I am spending seven weeks in South Africa during February and March—the longest visit “back home” that I’ve had in over a decade. After a few days with my family in the small northern town where I grew up (Thabazimbi), I spent five weeks in Potchefstroom (about an hour west of Johannesburg). The North-West University where I earned my BA and MA degrees (both in Semitic Languages) is located in Potchefstroom. This is also where I had my first academic appointment—as a lecturer in Semitic Languages, from 1992 to 1999. It was wonderful to be back in Potchefstroom and to revisit all the places that I frequented as a student (even though the town has changed almost to the point of not being recognizable in the decade and a half that I have been gone). I have just been appointed as an “extraordinary professor” at the North-West University. This is mostly an honorary title that acknowledges my connection with the University. But is an honor that I really appreciate—my early years at the North-West University shaped me and put on the path that eventually brought me to Michigan, and it is a privilege to again have a formal connection with this institution.
While in Potchefstroom, I collected data on two research projects about Afrikaans. Both of these projects are being conducted in collaboration between myself, Pam Beddor, and Daan Wissing (my first linguistics professor at the North-West University!). In both projects, we are exploring ongoing changes in the sound system of Afrikaans. One project focuses on the realization of voiced plosives. Unlike English that does not have real voiced plosives, word-initial voiced plosives in Afrikaans is (or perhaps used to be) realized with voicing during the closure phase of the plosive (i.e. as real voiced plosives). Younger speakers, however, are losing the voicing during the closure of voiced plosives. In order to maintain the contrast between voiceless plosives and plosives that used to be voiced these speakers are realizing vowels following historically voiced plosives with a low tone. What used to be a contrast between [bas] ‘bark’ and [pas] ‘pass’, is hence being replaced with a contrast between [pàs] ‘bark’ (with a low tone) and [pás] ‘pass’ (with a high tone). We are collecting data on how speakers from different age groups both produce and perceive such word pairs.

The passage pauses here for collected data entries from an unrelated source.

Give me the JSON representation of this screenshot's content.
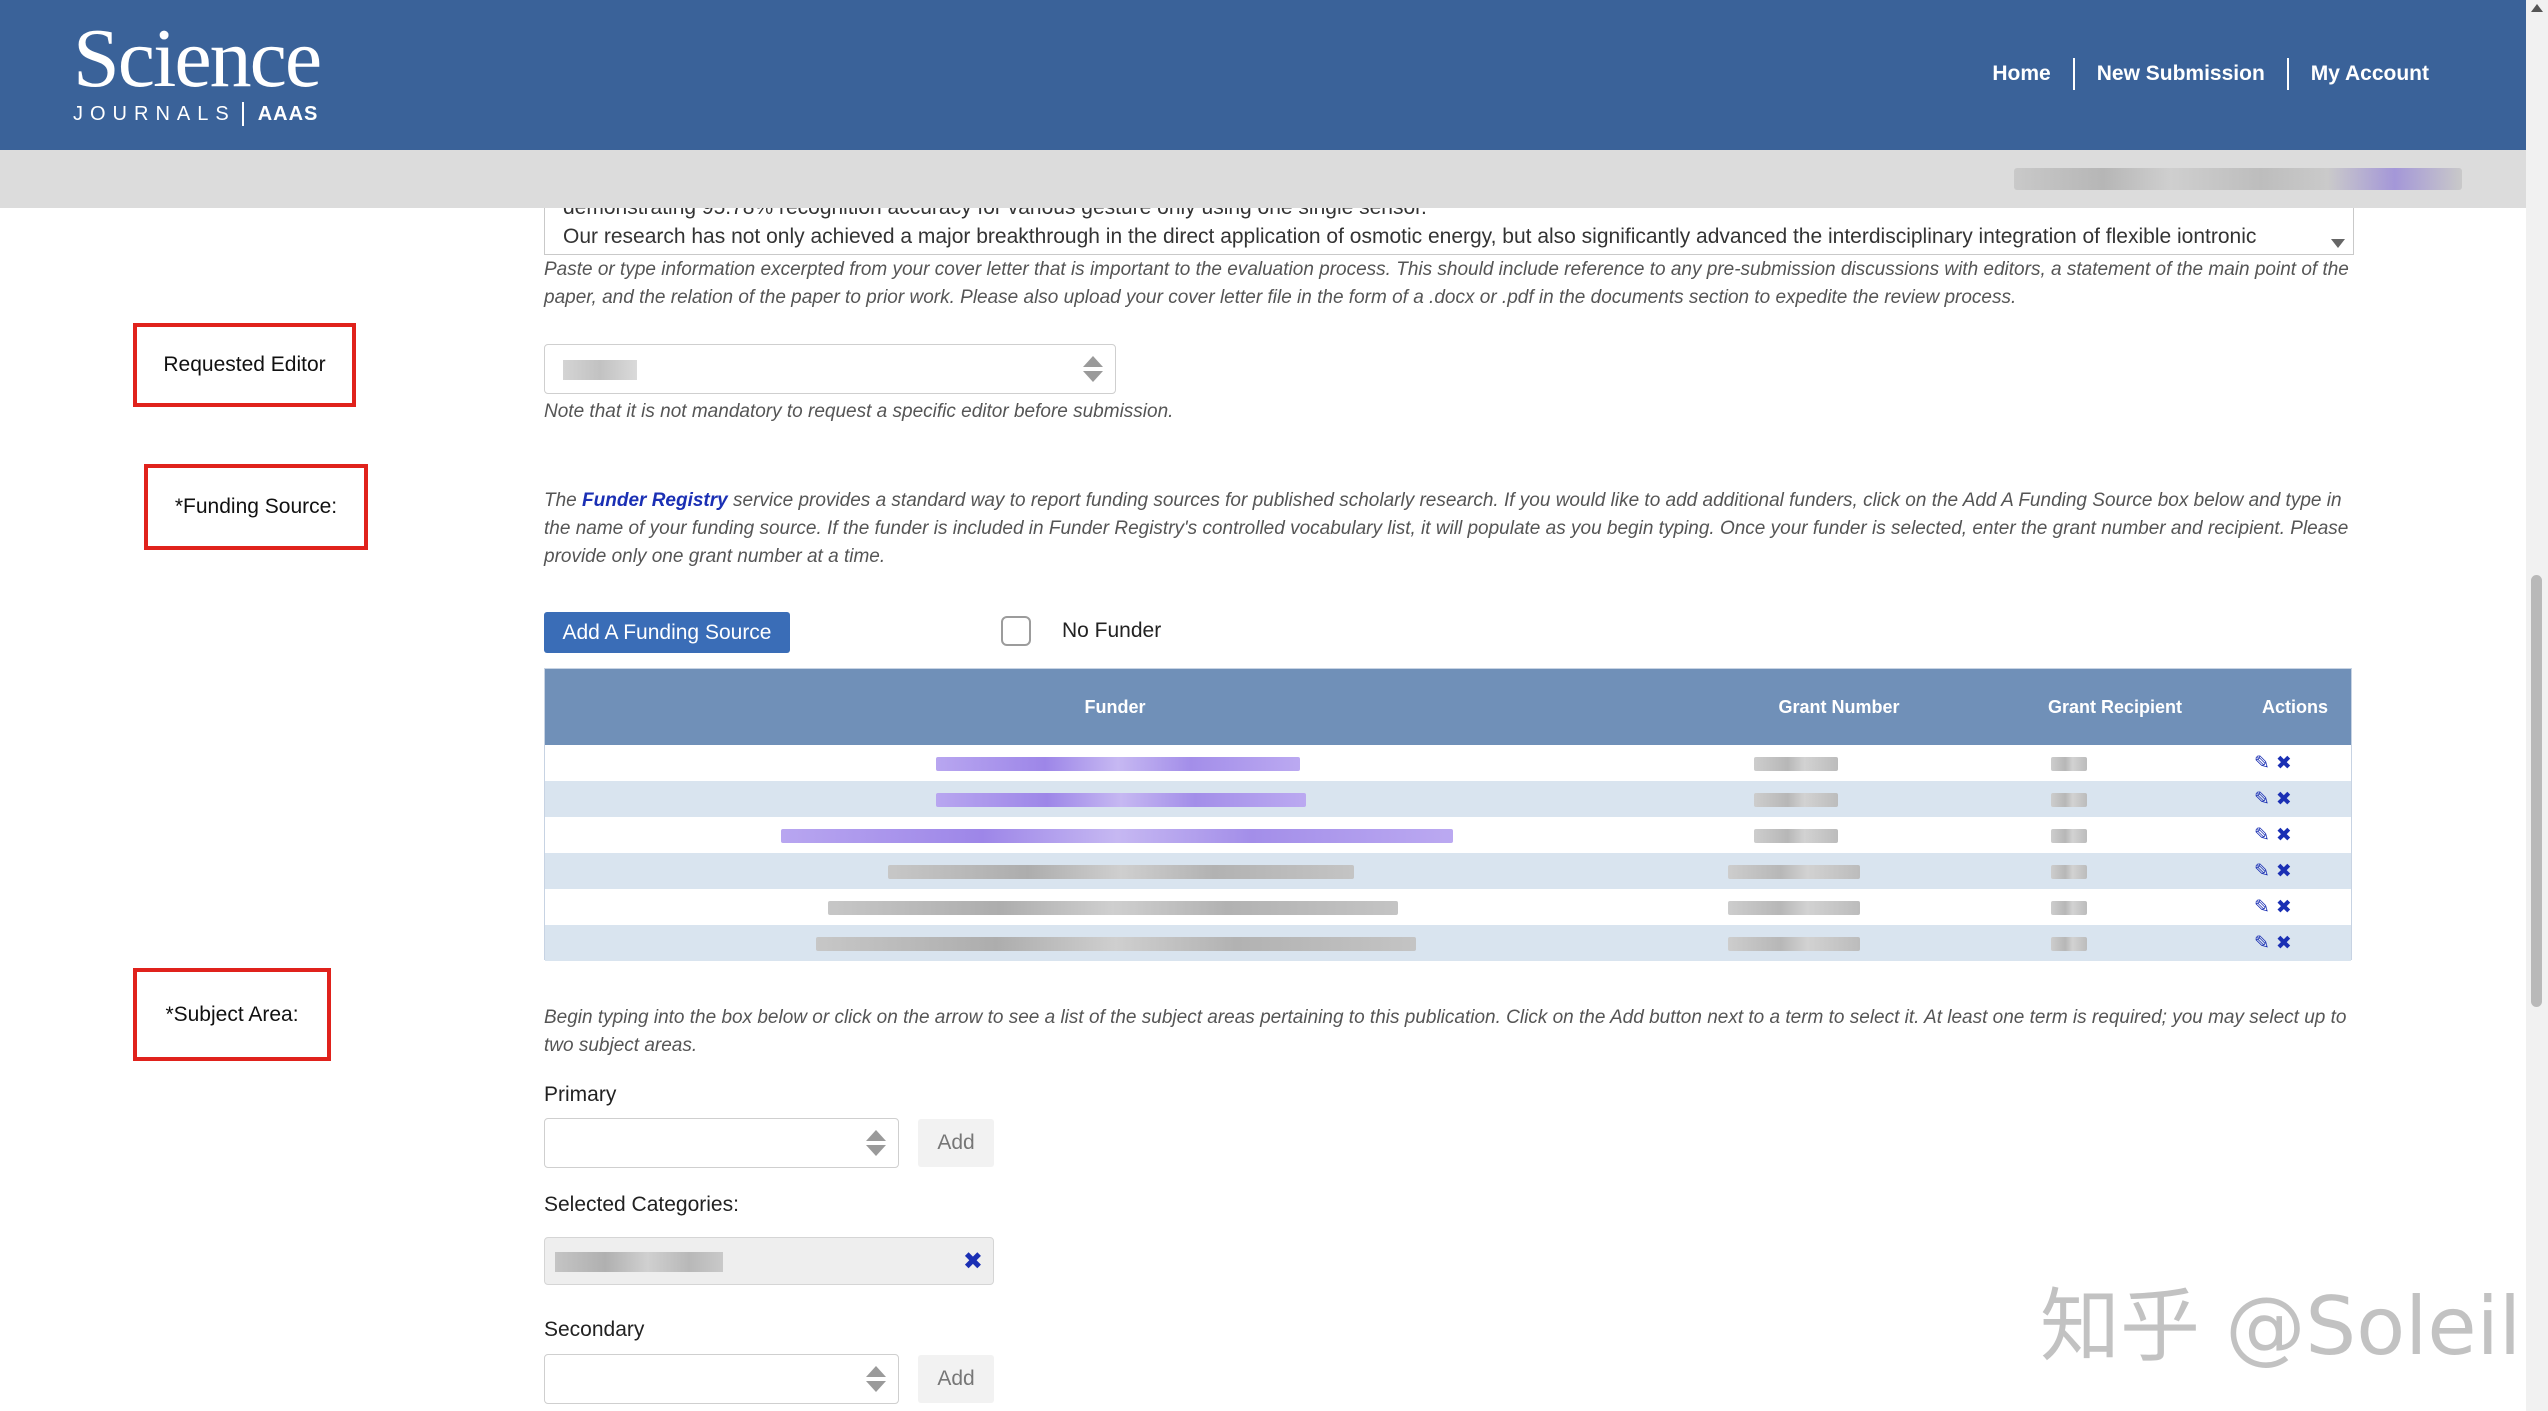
{
  "header": {
    "logo_main": "Science",
    "logo_sub": "JOURNALS",
    "logo_org": "AAAS",
    "nav": [
      "Home",
      "New Submission",
      "My Account"
    ]
  },
  "cover_letter": {
    "line1": "demonstrating 95.78% recognition accuracy for various gesture only using one single sensor.",
    "line2": "Our research has not only achieved a major breakthrough in the direct application of osmotic energy, but also significantly advanced the interdisciplinary integration of flexible iontronic",
    "help": "Paste or type information excerpted from your cover letter that is important to the evaluation process. This should include reference to any pre-submission discussions with editors, a statement of the main point of the paper, and the relation of the paper to prior work. Please also upload your cover letter file in the form of a .docx or .pdf in the documents section to expedite the review process."
  },
  "requested_editor": {
    "label": "Requested Editor",
    "note": "Note that it is not mandatory to request a specific editor before submission."
  },
  "funding": {
    "label": "*Funding Source:",
    "help_prefix": "The ",
    "help_link": "Funder Registry",
    "help_suffix": " service provides a standard way to report funding sources for published scholarly research. If you would like to add additional funders, click on the Add A Funding Source box below and type in the name of your funding source. If the funder is included in Funder Registry's controlled vocabulary list, it will populate as you begin typing. Once your funder is selected, enter the grant number and recipient. Please provide only one grant number at a time.",
    "add_button": "Add A Funding Source",
    "no_funder_label": "No Funder",
    "columns": [
      "Funder",
      "Grant Number",
      "Grant Recipient",
      "Actions"
    ],
    "rows": [
      {
        "funder_kind": "link"
      },
      {
        "funder_kind": "link"
      },
      {
        "funder_kind": "link"
      },
      {
        "funder_kind": "gray"
      },
      {
        "funder_kind": "gray"
      },
      {
        "funder_kind": "gray"
      }
    ]
  },
  "subject_area": {
    "label": "*Subject Area:",
    "help": "Begin typing into the box below or click on the arrow to see a list of the subject areas pertaining to this publication. Click on the Add button next to a term to select it. At least one term is required; you may select up to two subject areas.",
    "primary_label": "Primary",
    "add_label": "Add",
    "selected_label": "Selected Categories:",
    "secondary_label": "Secondary"
  },
  "watermark": "知乎 @Soleil",
  "icons": {
    "edit": "edit-icon",
    "delete": "delete-x-icon",
    "remove": "remove-x-icon"
  },
  "colors": {
    "header": "#3a6299",
    "table_header": "#7090b8",
    "button": "#3a6db7",
    "link": "#1a2fb4",
    "highlight_box": "#e0221c"
  }
}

The second project focuses on the fronting of the high, back vowel [u] in Afrikaans. Preliminary results have shown that this vowel has been gradually moving forward in the acoustic space over the past several decades. We collected both acoustic data and articulatory data on the realization of this vowel, again from different age groups, to track this ongoing change. For articulatory data, we are using our ultrasound scanner to collect images of tongue shapes during the production of these vowels. This will help us to understand the articulatory underpinnings of the acoustic changes that have been documented for Afrikaans [u].
After five weeks of intensive data collection in Potchefstroom, I am currently on a short visit to Rhodes University in the small desert city of Grahamstown in the Eastern Cape Province of South Africa. At Rhodes University, I am giving a colloquium presentation about my research, and leading workshop on “Graduate Study in the United States”. I will then end my South African trip in the beautiful university town of Stellenbosch, just north of Cape Town. Stellenbosch is one of the oldest towns in South Africa, having been founded by the original Dutch settlers in the late 1600’s. In Stellenbosch, I will do research in the Archives of the Dutch Reformed Church about a small group of Afrikaans speakers who emigrated to Patagonia early in the 1900’s. Nick Henriksen and Lorenzo García-Amaya (both from Romance Languages and Literatures at UM) are collaborating with me on a project about the Afrikaans of this Patagonian community. We are planning a research trip to this community later in the summer.
Good wishes from a warm and sunny South Africa!